Commenting on the delay in the approval of the 2021 state budget by the Cyprus parliament, Fitch said that this highlighted "pandemic-related spending pressures, although it was primarily caused by political demands for a formal investigation into the country`s citizenship for investment scheme.”
Fitch highlighted that the delay in passing the 2021 budget “after it was rejected in December originally stemmed from the unsuccessful efforts of the opposition DIKO party, which supported previous budgets, to make its backing conditional on the government allowing Cyprus`s auditor-general to investigate the controversial `citizenship for investment` scheme.”
The budget envisages €6.48 billion of revenues and expenditure of €7.16 billion, resulting in a deficit of €680 million or 3.2% of GDP, Fitch said noting that due to the delay in approving the budget spending growth was constrained in the first three weeks of 2021 while a temporary budget, in which expenditure allocations were rolled over from a year earlier, was in place.
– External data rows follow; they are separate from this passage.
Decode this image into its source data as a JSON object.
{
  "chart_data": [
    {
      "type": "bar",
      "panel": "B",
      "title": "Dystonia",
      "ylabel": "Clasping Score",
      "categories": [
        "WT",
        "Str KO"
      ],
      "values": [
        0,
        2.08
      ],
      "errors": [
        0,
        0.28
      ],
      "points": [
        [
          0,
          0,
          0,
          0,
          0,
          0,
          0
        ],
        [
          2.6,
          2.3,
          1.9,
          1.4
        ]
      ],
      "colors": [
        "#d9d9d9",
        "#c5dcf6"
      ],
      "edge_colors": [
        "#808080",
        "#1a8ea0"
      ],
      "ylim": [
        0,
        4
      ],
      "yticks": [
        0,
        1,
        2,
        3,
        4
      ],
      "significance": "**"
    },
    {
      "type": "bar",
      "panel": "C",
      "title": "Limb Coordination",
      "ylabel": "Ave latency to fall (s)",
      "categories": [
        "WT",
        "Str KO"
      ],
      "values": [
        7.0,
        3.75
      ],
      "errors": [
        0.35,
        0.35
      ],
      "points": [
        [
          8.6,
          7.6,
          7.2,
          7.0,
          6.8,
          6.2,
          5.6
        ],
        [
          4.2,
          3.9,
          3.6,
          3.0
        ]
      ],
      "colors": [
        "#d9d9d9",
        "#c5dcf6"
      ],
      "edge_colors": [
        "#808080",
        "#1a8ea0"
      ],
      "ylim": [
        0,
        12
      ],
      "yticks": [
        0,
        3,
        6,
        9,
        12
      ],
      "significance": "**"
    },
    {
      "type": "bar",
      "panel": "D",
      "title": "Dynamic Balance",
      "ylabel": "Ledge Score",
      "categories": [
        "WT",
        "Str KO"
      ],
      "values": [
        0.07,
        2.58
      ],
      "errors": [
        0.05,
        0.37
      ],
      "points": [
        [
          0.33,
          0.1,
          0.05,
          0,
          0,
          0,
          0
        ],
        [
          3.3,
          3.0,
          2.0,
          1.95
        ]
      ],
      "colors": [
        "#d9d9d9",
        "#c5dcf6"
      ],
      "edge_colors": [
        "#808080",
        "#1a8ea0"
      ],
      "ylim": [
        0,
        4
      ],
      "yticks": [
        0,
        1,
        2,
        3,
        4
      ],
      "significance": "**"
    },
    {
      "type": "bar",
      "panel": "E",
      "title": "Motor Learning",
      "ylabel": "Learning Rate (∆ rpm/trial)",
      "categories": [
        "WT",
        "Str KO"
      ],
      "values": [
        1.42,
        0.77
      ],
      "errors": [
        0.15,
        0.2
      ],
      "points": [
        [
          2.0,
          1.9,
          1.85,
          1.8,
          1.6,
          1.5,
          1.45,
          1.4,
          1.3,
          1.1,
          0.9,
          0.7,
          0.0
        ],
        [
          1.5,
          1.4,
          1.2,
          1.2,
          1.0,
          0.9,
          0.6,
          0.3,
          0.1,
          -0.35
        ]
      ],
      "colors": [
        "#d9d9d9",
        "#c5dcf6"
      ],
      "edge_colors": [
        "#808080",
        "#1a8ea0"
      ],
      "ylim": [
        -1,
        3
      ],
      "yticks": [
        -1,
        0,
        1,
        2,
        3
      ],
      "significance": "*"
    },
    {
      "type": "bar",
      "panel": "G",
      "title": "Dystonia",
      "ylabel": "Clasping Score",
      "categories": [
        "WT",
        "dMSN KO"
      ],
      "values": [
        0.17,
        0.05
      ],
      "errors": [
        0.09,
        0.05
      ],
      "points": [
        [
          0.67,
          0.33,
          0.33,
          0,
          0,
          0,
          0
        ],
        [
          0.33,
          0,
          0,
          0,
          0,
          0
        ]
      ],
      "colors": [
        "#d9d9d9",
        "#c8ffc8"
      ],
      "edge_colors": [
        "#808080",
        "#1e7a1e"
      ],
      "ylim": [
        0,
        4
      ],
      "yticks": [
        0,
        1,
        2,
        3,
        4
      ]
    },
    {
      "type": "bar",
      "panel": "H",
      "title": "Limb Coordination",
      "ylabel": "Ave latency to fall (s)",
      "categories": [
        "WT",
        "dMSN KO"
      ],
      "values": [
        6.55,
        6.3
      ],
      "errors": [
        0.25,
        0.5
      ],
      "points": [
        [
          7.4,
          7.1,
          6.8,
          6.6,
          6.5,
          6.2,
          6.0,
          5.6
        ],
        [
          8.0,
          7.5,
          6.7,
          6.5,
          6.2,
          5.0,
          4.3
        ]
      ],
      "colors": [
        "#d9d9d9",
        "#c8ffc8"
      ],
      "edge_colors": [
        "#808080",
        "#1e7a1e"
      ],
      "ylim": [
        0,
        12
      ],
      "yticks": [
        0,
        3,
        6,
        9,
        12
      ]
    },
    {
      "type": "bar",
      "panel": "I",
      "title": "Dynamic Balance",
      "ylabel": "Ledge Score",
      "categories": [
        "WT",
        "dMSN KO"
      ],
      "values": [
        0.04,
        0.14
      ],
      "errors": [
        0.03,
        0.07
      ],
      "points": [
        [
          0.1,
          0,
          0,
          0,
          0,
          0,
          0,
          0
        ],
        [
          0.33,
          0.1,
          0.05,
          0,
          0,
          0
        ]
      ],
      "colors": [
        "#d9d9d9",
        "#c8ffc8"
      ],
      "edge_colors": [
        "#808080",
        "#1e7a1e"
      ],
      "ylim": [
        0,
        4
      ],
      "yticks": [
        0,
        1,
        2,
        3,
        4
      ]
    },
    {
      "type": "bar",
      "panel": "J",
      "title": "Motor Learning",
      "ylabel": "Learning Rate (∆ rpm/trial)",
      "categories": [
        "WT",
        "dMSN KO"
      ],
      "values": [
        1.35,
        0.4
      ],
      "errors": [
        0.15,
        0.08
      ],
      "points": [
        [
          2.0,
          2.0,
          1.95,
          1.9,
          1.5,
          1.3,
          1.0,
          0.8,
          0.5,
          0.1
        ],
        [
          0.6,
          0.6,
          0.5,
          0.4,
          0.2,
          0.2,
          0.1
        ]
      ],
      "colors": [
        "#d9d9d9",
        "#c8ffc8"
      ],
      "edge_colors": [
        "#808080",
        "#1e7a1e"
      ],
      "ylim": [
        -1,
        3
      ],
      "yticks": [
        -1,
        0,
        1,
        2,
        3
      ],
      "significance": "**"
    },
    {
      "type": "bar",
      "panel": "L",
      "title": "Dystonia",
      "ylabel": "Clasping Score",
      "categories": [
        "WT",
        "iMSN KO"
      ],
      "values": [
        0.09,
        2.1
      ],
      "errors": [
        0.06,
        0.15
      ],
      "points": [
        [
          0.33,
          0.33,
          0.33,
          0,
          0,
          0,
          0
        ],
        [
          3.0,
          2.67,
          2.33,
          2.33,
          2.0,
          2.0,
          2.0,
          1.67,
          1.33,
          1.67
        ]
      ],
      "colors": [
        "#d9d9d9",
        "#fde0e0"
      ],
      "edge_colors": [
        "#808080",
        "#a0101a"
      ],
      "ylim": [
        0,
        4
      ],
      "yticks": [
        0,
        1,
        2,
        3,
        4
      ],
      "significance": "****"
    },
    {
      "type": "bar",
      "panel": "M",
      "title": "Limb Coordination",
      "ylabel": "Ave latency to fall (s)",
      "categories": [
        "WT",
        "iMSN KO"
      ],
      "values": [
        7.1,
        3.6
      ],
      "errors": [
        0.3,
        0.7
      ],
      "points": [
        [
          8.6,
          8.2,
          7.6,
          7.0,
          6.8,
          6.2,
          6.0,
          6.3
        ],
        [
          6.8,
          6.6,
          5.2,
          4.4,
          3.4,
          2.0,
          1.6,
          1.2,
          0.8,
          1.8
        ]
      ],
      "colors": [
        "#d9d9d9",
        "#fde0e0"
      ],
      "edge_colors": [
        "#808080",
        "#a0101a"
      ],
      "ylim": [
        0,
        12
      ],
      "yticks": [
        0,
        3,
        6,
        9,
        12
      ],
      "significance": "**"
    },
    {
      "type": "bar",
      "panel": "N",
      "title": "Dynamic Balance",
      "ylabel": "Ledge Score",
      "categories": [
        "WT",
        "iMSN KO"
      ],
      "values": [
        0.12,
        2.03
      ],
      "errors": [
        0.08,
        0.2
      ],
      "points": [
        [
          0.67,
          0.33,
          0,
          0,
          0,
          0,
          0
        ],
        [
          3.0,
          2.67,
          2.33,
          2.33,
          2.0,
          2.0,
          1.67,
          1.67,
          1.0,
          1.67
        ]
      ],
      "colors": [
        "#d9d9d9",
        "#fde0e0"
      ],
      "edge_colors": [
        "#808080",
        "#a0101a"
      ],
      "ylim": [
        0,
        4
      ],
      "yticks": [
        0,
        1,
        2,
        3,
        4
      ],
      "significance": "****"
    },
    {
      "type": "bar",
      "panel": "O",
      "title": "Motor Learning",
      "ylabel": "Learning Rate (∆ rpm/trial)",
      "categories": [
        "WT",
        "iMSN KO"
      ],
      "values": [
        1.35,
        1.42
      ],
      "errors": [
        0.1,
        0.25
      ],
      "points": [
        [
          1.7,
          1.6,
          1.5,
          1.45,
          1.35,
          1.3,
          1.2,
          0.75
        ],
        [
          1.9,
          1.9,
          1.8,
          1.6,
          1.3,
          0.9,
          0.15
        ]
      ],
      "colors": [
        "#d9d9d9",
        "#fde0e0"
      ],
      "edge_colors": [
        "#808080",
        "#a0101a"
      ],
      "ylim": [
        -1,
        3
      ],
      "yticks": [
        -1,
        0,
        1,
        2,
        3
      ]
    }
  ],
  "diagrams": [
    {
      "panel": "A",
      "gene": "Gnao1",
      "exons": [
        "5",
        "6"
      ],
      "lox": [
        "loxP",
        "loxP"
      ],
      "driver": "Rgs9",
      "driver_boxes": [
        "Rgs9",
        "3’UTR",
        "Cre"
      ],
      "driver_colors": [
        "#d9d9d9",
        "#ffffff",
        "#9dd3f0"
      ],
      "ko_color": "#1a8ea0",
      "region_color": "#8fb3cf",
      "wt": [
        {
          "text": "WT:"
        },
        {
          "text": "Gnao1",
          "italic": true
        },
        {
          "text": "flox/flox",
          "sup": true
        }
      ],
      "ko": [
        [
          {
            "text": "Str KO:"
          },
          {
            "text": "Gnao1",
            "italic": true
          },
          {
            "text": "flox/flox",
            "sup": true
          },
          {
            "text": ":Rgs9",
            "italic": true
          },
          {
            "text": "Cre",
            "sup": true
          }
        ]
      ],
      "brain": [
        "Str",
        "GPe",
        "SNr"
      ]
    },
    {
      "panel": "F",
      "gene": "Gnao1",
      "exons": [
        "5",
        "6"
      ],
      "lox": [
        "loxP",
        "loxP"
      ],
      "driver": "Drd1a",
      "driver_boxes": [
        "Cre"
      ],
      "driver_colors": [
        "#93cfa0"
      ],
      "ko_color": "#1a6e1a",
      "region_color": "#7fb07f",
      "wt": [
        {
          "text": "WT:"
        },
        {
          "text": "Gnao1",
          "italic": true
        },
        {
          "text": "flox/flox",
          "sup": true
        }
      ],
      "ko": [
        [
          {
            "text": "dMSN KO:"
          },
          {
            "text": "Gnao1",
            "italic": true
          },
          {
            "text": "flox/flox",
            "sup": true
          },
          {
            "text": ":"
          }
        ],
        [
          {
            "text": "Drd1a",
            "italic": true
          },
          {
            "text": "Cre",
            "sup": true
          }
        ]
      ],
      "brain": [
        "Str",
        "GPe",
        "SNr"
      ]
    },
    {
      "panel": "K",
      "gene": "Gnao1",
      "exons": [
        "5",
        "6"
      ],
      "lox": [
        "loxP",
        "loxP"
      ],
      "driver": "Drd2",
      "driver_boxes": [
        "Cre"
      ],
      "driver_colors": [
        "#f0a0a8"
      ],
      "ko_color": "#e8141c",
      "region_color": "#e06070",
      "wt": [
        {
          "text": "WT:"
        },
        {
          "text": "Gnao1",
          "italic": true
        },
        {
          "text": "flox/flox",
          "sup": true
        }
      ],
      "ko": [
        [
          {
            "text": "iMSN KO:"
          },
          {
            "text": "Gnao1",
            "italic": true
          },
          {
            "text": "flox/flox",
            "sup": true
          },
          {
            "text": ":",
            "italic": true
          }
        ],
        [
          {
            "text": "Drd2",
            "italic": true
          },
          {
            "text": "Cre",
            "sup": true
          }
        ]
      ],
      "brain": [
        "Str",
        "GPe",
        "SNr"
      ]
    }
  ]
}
However, the agency added that fiscal easing measures, including additional social spending, in the new budget mean that the 2021 fiscal deficit will be wider than the 2% of GDP that Fitch "forecast when we affirmed the rating last October, when the agency affirmed Cyprus’ rating at BBB- with a stable outlook."
According to the agency, the government estimates that the additional fiscal support in 2021 will be equal to 1.5% of GDP compared with the initial draft budget prepared in the autumn.
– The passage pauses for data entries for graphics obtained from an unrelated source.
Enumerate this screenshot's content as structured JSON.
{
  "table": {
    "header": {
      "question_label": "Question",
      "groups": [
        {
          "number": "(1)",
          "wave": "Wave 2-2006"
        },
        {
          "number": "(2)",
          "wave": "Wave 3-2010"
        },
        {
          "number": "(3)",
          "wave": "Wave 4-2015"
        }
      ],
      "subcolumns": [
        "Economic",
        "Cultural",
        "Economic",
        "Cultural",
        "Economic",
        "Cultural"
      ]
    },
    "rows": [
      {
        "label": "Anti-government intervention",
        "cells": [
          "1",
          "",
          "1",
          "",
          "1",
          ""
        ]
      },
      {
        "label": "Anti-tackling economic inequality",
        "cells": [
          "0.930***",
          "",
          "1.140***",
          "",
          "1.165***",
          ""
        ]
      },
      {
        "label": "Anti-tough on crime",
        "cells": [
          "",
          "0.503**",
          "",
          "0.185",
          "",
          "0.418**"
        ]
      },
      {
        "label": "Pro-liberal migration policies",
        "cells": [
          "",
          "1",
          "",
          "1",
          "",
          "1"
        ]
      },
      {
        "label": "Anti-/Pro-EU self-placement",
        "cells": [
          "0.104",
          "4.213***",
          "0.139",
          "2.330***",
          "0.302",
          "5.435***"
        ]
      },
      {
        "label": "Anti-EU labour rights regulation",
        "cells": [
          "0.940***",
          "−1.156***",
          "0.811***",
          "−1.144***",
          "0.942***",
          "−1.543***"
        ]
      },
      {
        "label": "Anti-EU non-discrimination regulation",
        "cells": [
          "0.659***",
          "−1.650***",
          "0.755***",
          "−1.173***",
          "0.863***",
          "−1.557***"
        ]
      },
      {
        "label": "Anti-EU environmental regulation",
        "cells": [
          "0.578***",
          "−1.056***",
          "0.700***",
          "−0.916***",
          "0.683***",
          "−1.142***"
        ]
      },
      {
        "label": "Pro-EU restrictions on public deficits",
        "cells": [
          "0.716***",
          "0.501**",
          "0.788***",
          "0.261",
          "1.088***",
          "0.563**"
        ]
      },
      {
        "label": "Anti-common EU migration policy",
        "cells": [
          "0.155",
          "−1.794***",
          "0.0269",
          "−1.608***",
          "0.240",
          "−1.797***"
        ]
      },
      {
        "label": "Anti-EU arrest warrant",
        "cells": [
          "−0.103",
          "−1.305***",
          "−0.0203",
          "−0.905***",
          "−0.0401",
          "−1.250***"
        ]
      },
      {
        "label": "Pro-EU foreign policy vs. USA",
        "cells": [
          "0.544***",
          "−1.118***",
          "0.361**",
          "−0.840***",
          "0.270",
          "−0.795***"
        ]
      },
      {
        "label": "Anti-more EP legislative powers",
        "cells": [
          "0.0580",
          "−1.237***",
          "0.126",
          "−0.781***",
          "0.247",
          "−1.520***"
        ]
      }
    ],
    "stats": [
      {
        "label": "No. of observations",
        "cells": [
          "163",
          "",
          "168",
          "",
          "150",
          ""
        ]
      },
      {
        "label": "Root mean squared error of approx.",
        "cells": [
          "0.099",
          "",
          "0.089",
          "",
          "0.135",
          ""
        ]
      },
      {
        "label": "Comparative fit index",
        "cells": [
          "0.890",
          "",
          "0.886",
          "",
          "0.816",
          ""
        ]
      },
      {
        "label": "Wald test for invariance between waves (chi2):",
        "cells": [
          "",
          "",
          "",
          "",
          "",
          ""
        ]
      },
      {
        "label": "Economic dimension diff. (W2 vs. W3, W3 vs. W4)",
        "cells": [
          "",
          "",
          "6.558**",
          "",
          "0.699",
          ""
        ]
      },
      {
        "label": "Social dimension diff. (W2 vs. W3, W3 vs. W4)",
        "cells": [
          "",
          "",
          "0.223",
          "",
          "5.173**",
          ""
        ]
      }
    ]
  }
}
The rise in spending and the widening deficit, Fitch added, reflects the severity of the second wave of Covid-19 infections, which saw the seven-day rolling average of new cases peak above 600 in early January before falling to 130 by the end of the month (daily new cases in the first wave never exceeded 50).
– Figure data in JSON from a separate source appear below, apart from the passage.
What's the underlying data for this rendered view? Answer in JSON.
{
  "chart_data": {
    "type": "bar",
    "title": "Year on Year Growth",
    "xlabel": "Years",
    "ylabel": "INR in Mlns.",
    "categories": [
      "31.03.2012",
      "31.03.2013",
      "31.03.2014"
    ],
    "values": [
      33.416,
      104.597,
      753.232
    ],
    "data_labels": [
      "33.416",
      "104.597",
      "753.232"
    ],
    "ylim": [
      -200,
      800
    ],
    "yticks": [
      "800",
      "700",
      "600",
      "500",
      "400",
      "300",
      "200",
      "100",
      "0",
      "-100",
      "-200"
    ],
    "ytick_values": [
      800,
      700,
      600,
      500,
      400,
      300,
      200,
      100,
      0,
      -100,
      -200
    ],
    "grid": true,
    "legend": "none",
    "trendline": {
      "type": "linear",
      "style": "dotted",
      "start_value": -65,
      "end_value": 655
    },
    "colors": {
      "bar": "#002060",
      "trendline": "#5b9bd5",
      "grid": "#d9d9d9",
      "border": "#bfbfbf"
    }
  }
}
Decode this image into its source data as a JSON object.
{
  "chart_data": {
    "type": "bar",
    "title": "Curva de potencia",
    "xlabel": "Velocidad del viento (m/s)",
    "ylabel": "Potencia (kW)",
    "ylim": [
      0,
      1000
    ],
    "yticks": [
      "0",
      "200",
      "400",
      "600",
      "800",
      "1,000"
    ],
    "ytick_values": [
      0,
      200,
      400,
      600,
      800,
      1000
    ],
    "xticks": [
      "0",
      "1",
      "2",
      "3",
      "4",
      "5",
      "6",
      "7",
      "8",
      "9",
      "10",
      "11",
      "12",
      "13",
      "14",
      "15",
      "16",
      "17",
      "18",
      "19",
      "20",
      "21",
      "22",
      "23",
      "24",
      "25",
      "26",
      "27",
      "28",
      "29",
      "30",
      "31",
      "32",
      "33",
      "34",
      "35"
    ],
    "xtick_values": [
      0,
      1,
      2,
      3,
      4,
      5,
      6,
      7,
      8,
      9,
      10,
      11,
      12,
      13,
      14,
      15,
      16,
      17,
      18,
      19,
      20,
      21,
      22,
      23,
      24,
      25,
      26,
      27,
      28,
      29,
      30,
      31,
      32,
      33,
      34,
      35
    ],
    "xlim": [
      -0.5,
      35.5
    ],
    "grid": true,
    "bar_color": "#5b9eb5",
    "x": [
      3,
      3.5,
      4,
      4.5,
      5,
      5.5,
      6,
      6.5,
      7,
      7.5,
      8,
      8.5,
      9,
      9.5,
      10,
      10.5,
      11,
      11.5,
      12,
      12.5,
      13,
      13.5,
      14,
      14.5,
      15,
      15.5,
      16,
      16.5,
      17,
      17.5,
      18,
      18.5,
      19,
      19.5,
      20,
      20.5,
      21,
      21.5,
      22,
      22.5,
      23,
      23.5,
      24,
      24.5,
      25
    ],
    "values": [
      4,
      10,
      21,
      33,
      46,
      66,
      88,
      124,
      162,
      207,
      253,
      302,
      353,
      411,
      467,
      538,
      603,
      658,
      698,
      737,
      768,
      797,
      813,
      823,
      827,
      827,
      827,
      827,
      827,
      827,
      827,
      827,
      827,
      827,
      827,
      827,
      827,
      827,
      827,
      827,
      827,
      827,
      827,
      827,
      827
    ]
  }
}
Furthermore, Fitch noted that “high public debt is a legacy of the 2012-2013 crisis, but Cyprus`s persistent underlying budget surpluses pre-pandemic, which peaked at 3% of GDP in 2019, and robust GDP growth averaging 4.4% in 2015-2019 increased its capacity to absorb the pandemic shock.”
Moreover, the agency pointed out that a fiscal deficit of 3.2% this year, in line with the 2021 budget, would be narrower than any other non-`AAA` rated western European sovereign and below the forecast `BBB` category median of 5.3%, whereas the government`s latest estimate of the 2020 is about 4.5% of GDP on a cash basis, which is “well below the aggregate eurozone deficit of 8.8% of GDP in the European Commission`s Autumn 2020 economic forecasts.”
The agency also noted that “the possibility of continuing economic disruption (notably to the tourism sector, which depends on western European countries hit hard by the second wave of the pandemic) that necessitates further spending or results in lower tax revenues remains a moderate fiscal risk.”
However, the agency pointed out that the large banking sector remains a weakness relative to `BBB` category peers due primarily to weak asset quality, notably very high non-performing exposure ratios that still weigh on capital and profitability. It also noted that Cyprus has the highest use of loan moratoria in Europe according to the European Banking Authority with about 55% of private-sector loans at end-September 2020, pointing out however, that “this reflects the lack of barriers to granting moratoria and the absence of a state-guaranteed loans scheme, as well as borrower exposure to the sectors most affected by the pandemic.”